Dia menyayangkan sikap BPN yang terkesan lebih berpihak pada pengusaha bukan kepada masyatakat.

“Ini ada pelanggaran hukum yang mereka lajukan, tapi yang kita heran adalah ngapain dia (BPN) melakukan hal seperti itu, inikan pemerintah Cina yang lagi mau dagang di Indonesia ngapain si dia ngatur supaya orang jadi menderita gitu,” ujarnya.

Sikap BPN dalam kasus ini, kata Tommy sangat bersebrangan dengan sikap Presiden RI Joko Widodo atau Jokowi yang berpesan agar dalam melakukan gusuran harus ganti untung. “Oang yang digusur harus lebih kaya dari yang sebelumnya,” katanya.

Lebih jauh Tommy mengungkapkan bahwa dalam komunikasi dengan BPN, dikatakan bahwa sikap BPN masih seperti Orde Baru atau menggunakan gaya-gaya lama.

“Masih paradikma lama suka-suka dia, dulu lo terima di gusur ngga, kalau ngga terima ya gw buldozer,” ungkapnya.

Dalam sidang ke 6 dengan agenda mendengarkan keterangan saksi, perkara yang tercatat dengan nomor 366/Pdt.G/2019/PN Jkt.Tim ini menghadirkan Dr. B.F. Sihombing, S.H., M.H.

Sihombing menjelaskan bahwa perkara tersebut terkait pelaksanaan pengadaan tanah yang tidak menghitung hal-hal yang ada nilainya seperti tanah dan tanaman.

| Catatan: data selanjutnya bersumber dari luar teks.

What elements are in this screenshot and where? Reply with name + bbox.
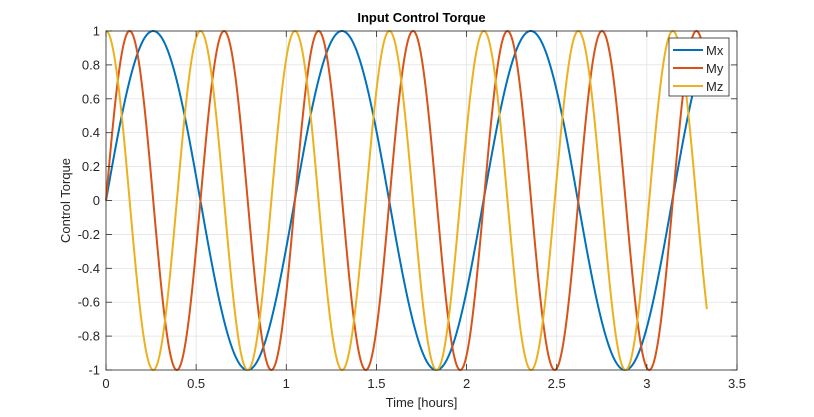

“Jadi itulah yang di protes warga kepada pengadilan agar sesuai dengan uu no 2 tahun 2012 dan perpres tahun 71 2012 dan peraturan kepala BPN no.5 tahun 2012 itu diamanatkan harus menghitung ganti kerugian didalamnya tanah, bangunan diatas tanah, bangunan dibawah tanah,bbangunan kemudian yang dapat dinilai,” jelasnya.

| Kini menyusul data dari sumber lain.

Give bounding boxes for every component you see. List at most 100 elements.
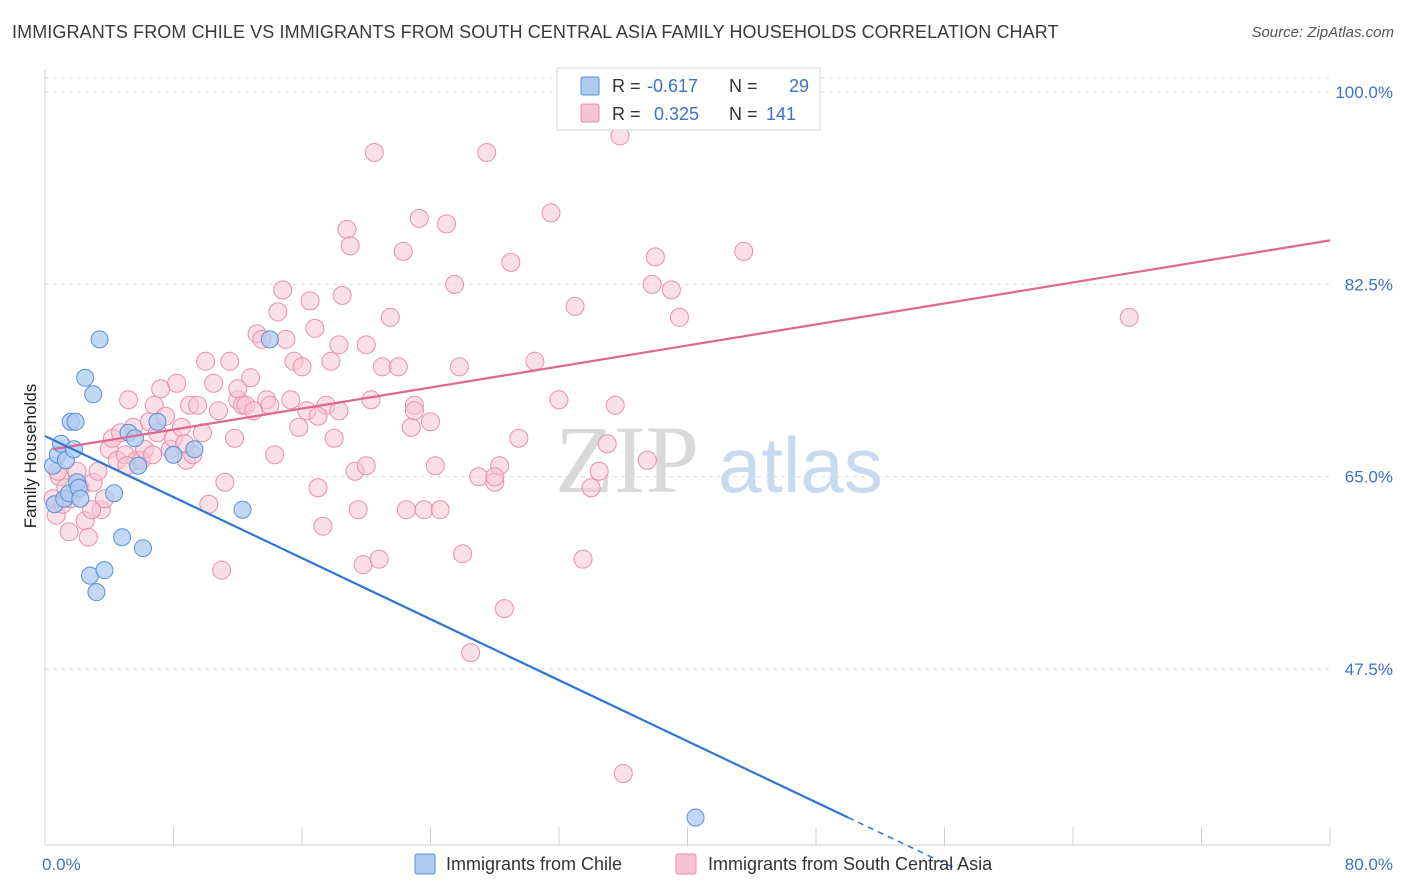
- legend-n-value-asia: 141: [766, 104, 796, 124]
- asia-point: [353, 555, 373, 575]
- legend-n-label-chile: N =: [729, 76, 758, 96]
- asia-point: [82, 500, 102, 520]
- asia-point: [469, 467, 489, 487]
- bottom-legend-label-asia: Immigrants from South Central Asia: [708, 854, 993, 874]
- asia-point: [167, 373, 187, 393]
- asia-point: [445, 274, 465, 294]
- asia-point: [356, 335, 376, 355]
- chart-source: Source: ZipAtlas.com: [1251, 24, 1394, 41]
- asia-point: [369, 549, 389, 569]
- asia-point: [329, 335, 349, 355]
- y-tick-label: 65.0%: [1345, 468, 1393, 487]
- legend-r-value-chile: -0.617: [647, 76, 698, 96]
- asia-point: [228, 379, 248, 399]
- legend-n-label-asia: N =: [729, 104, 758, 124]
- asia-point: [313, 516, 333, 536]
- watermark: ZIP atlas: [555, 406, 883, 513]
- chile-point: [686, 808, 705, 827]
- asia-point: [372, 357, 392, 377]
- legend-swatch-chile: [580, 76, 600, 96]
- asia-point: [364, 142, 384, 162]
- asia-point: [589, 461, 609, 481]
- asia-point: [565, 296, 585, 316]
- legend-box: [556, 67, 821, 131]
- asia-point: [437, 214, 457, 234]
- asia-point: [332, 285, 352, 305]
- asia-point: [642, 274, 662, 294]
- asia-point: [305, 318, 325, 338]
- asia-point: [449, 357, 469, 377]
- axes: [44, 70, 1331, 846]
- asia-point: [78, 527, 98, 547]
- x-tick-label: 0.0%: [42, 855, 81, 874]
- asia-point: [477, 142, 497, 162]
- asia-point: [509, 428, 529, 448]
- asia-point: [597, 434, 617, 454]
- asia-point: [501, 252, 521, 272]
- chile-point: [164, 445, 183, 464]
- chile-point: [260, 330, 279, 349]
- chile-point: [95, 561, 114, 580]
- legend-r-label-asia: R =: [612, 104, 641, 124]
- asia-point: [525, 351, 545, 371]
- bottom-legend-swatch-asia: [675, 853, 697, 875]
- asia-point: [613, 764, 633, 784]
- asia-point: [337, 219, 357, 239]
- asia-point: [669, 307, 689, 327]
- chile-point: [84, 385, 103, 404]
- asia-point: [292, 357, 312, 377]
- asia-point: [380, 307, 400, 327]
- asia-point: [324, 428, 344, 448]
- chile-point: [66, 412, 85, 431]
- asia-point: [605, 395, 625, 415]
- bottom-legend-swatch-chile: [414, 853, 436, 875]
- asia-point: [581, 478, 601, 498]
- chile-point: [105, 484, 124, 503]
- asia-point: [485, 467, 505, 487]
- asia-point: [308, 478, 328, 498]
- asia-point: [289, 417, 309, 437]
- chile-point: [129, 456, 148, 475]
- asia-point: [220, 351, 240, 371]
- legend-swatch-asia: [580, 103, 600, 123]
- y-tick-label: 100.0%: [1335, 83, 1393, 102]
- chile-point: [233, 500, 252, 519]
- asia-point: [340, 236, 360, 256]
- bottom-legend: Immigrants from Chile Immigrants from So…: [414, 853, 993, 875]
- asia-point: [188, 395, 208, 415]
- asia-point: [661, 280, 681, 300]
- asia-point: [281, 390, 301, 410]
- asia-point: [276, 329, 296, 349]
- chile-point: [133, 539, 152, 558]
- asia-point: [541, 203, 561, 223]
- asia-point: [734, 241, 754, 261]
- chile-point: [113, 528, 132, 547]
- x-tick-label: 80.0%: [1345, 855, 1393, 874]
- asia-point: [361, 390, 381, 410]
- asia-point: [404, 401, 424, 421]
- chile-point: [125, 429, 144, 448]
- chile-point: [87, 583, 106, 602]
- asia-point: [265, 445, 285, 465]
- trend-line-chile-extension: [847, 816, 953, 868]
- asia-point: [393, 241, 413, 261]
- watermark-atlas: atlas: [718, 421, 883, 509]
- asia-point: [1119, 307, 1139, 327]
- asia-point: [208, 401, 228, 421]
- asia-point: [356, 456, 376, 476]
- asia-point: [348, 500, 368, 520]
- legend: R = -0.617 N = 29 R = 0.325 N = 141: [556, 67, 821, 131]
- legend-r-label-chile: R =: [612, 76, 641, 96]
- trend-lines: [44, 239, 1331, 868]
- asia-point: [273, 280, 293, 300]
- asia-point: [143, 445, 163, 465]
- asia-point: [308, 406, 328, 426]
- asia-point: [151, 379, 171, 399]
- asia-point: [300, 291, 320, 311]
- asia-point: [396, 500, 416, 520]
- chile-point: [148, 412, 167, 431]
- asia-point: [409, 208, 429, 228]
- asia-point: [59, 522, 79, 542]
- asia-point: [421, 412, 440, 432]
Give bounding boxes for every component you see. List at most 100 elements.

“Jadi yang tidak dinilai itulah yang dituntut oleh warga pada saat ini, meskipun itu tanah garapan,” tambahnya.

Terkait tanah garapan di Jakarta, menurut Sihombing, sudah diakui oleh mantan Gubernur DKI Jakarta Ali Sadikin sejak tahun 1972, dengan diberikan ganti rugi.

“Dalam tesis saya dulu pak walikota Pak Sudarsono itu diberikan ganti ketugian garapan 25 % dari hak milik, itu yang standart,” tandasnya.